Yozo has suppressed his desires and relinquished agency at every turn in his life. It is appropriate that, by the end of the novel, his is a situation where he no longer has any say in his fate—nor does he want a say. Geographically, he has been driven to the very edge of Japan, no longer welcome in his hometown and no longer fit to live in Tokyo. By the end of his narrative, he embodies ultimate passivity: The one truth he has learned is “Everything passes” (169). This quality is reflected in the third photograph from the Prologue, where Yozo is aged beyond his years and utterly forgettable. In the Epilogue, it is evident that his fate is unknown. To society, he has passively faded from existence.
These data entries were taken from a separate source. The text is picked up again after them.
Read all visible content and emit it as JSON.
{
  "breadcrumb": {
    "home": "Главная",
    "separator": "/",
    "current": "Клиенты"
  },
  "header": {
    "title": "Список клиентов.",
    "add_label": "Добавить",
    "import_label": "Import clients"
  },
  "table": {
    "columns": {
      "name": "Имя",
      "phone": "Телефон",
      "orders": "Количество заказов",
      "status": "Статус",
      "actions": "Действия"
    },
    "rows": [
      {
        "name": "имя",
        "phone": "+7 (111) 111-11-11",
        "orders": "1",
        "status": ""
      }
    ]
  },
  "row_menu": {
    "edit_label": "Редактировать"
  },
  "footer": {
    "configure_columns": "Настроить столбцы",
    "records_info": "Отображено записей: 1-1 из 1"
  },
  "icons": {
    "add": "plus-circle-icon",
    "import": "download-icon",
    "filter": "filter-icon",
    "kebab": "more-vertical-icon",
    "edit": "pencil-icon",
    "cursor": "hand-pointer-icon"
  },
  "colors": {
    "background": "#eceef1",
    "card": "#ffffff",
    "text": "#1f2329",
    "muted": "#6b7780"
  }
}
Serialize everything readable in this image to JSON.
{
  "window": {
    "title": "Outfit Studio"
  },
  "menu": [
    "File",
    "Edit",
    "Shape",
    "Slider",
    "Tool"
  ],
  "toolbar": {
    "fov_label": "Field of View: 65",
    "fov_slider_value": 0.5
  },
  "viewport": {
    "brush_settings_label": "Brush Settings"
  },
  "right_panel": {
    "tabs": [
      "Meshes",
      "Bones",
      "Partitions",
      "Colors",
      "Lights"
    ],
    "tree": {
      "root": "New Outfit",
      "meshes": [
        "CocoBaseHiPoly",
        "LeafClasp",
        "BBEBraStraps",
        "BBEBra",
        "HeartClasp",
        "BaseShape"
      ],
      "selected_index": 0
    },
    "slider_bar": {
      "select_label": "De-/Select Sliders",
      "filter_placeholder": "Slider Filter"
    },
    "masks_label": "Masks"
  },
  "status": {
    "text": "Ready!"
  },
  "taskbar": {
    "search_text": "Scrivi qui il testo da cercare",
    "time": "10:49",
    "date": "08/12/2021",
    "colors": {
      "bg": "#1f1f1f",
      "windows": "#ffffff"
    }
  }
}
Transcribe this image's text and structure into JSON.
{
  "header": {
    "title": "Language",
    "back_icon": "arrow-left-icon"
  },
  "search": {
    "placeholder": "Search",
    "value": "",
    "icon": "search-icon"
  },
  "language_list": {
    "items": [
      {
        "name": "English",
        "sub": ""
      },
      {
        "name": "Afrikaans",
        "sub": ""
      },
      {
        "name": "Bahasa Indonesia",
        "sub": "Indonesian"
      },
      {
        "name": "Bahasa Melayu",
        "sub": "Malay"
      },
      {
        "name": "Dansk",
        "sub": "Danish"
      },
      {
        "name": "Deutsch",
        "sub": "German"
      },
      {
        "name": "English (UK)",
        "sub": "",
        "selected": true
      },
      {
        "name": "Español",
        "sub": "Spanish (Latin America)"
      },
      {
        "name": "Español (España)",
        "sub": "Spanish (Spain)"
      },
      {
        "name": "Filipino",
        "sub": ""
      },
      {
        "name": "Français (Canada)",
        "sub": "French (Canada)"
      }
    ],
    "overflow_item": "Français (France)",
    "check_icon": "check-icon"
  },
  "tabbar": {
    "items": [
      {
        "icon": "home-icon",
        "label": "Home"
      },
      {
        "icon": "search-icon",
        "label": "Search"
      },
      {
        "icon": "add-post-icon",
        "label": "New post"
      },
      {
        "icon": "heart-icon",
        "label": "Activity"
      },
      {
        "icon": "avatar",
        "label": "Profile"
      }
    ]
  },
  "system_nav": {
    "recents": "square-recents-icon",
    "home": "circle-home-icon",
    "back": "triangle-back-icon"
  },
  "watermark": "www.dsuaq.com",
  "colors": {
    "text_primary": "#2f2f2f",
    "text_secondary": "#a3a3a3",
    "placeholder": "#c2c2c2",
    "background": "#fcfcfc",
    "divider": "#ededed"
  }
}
The madame’s assessment of Yozo’s character at the end of the novel inverts the Yozo from the notebooks. He is ultimately unfairly self-critical, portraying himself as an irredeemable person, rejected by society, when this is not how he is seen by those who knew him. There are many glimpses of this disparity throughout the narrative, but because the novel is written from the perspective of an unreliable narrator, it is not until the very end where the unnamed narrator, a character completely unrelated to Yozo, provides a more objective picture of him. Yozo is a good man, albeit a tortured one who refused to see his own goodness and destroyed himself because of it.